Malthusian theory of population

Thomas Robert Malthus wrote his Essay on Principle of Population in 1798. Although he was led to modify it to some extent in the next edition in 1803, yet in essentials the original theory stands. He was distressed at the prevailing conditions in England and this led him to propound his theory. He deplored "the strange contrast between over care in breeding animals and carelessness in breeding man".

His theory of population is very simple. Malthus based his reasoning on the biological fact that every living organism tends to multiply to an unimaginable extent. According to Huxley's estimate the descendants of a single greenfly, if all survived and multiplied, would, at the end of one summer, weigh down the population of China!

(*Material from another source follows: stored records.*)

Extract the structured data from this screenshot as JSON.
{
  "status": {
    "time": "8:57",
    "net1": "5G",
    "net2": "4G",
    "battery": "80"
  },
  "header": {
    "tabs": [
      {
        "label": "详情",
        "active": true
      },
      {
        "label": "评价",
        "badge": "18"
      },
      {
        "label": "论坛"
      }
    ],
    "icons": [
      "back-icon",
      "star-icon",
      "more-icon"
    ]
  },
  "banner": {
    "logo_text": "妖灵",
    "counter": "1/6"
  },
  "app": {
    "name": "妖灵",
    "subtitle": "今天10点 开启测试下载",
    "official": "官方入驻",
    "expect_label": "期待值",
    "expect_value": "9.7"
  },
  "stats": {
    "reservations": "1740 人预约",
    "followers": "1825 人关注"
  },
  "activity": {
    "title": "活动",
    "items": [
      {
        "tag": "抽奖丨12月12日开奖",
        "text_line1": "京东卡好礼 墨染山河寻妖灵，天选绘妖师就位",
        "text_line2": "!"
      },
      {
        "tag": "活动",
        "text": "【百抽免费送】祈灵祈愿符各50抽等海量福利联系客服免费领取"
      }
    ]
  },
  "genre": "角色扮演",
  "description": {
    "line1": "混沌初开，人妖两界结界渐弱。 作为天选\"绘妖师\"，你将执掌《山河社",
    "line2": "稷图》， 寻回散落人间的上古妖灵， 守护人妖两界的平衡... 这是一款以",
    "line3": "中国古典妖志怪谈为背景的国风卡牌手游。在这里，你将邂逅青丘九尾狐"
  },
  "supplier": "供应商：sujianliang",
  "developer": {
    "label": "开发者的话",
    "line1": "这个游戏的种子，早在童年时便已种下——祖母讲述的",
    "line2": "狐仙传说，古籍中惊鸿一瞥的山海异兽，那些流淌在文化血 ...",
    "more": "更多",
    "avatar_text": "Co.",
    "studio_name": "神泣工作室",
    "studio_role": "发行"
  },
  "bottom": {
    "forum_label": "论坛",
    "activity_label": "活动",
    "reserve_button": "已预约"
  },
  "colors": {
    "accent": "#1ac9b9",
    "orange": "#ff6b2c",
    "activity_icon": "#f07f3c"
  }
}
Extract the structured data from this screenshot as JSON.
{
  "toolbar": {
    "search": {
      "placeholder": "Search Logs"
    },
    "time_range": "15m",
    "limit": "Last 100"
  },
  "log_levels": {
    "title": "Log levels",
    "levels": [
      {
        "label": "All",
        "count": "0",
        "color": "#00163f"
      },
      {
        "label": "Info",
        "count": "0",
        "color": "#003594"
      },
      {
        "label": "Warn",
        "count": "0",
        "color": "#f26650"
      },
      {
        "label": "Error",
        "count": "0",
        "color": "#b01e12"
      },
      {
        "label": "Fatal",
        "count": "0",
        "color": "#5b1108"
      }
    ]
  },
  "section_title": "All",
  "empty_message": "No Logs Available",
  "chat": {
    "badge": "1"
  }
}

Human beings are supposed to double every 25 years and a couple can increase to the size of the present population in 1,750 years!

Such is the prolific nature of every species. The power of procreation is inherent and insistent and must-find expression. Cantillon says "Men multiply like mice in a barn." Production of food, on the other hand, is subject to the law of diminishing return. On the basis of these two premises, Malthus concluded that population tended to outstrip the food supply. If preventive checks, like avoidance of marriage or late marriage or less children per marriage, are not exercised, then positive checks like war, famine and disease, will operate.

The theory propounded by Malthus can be reduced to the following four propositions: —

1. Food is necessary to the life of man and therefore exercises a strong check on population. In other words, population is necessarily limited by the means of subsistence (i.e., food).

2. Population increases faster than food production. Whereas population increases in geometric progression (i.e., 1, 2. 4, 8, 16, etc.), food production increases in arithmetic progression (i.e., 1,2,3,4,5, etc.).

3. Population always increases when the means of subsistence increase, unless prevented by some powerful and obvious checks.

4. There are two types of checks which can keep population on a level with the means of subsistence. They are the preventive and positive checks.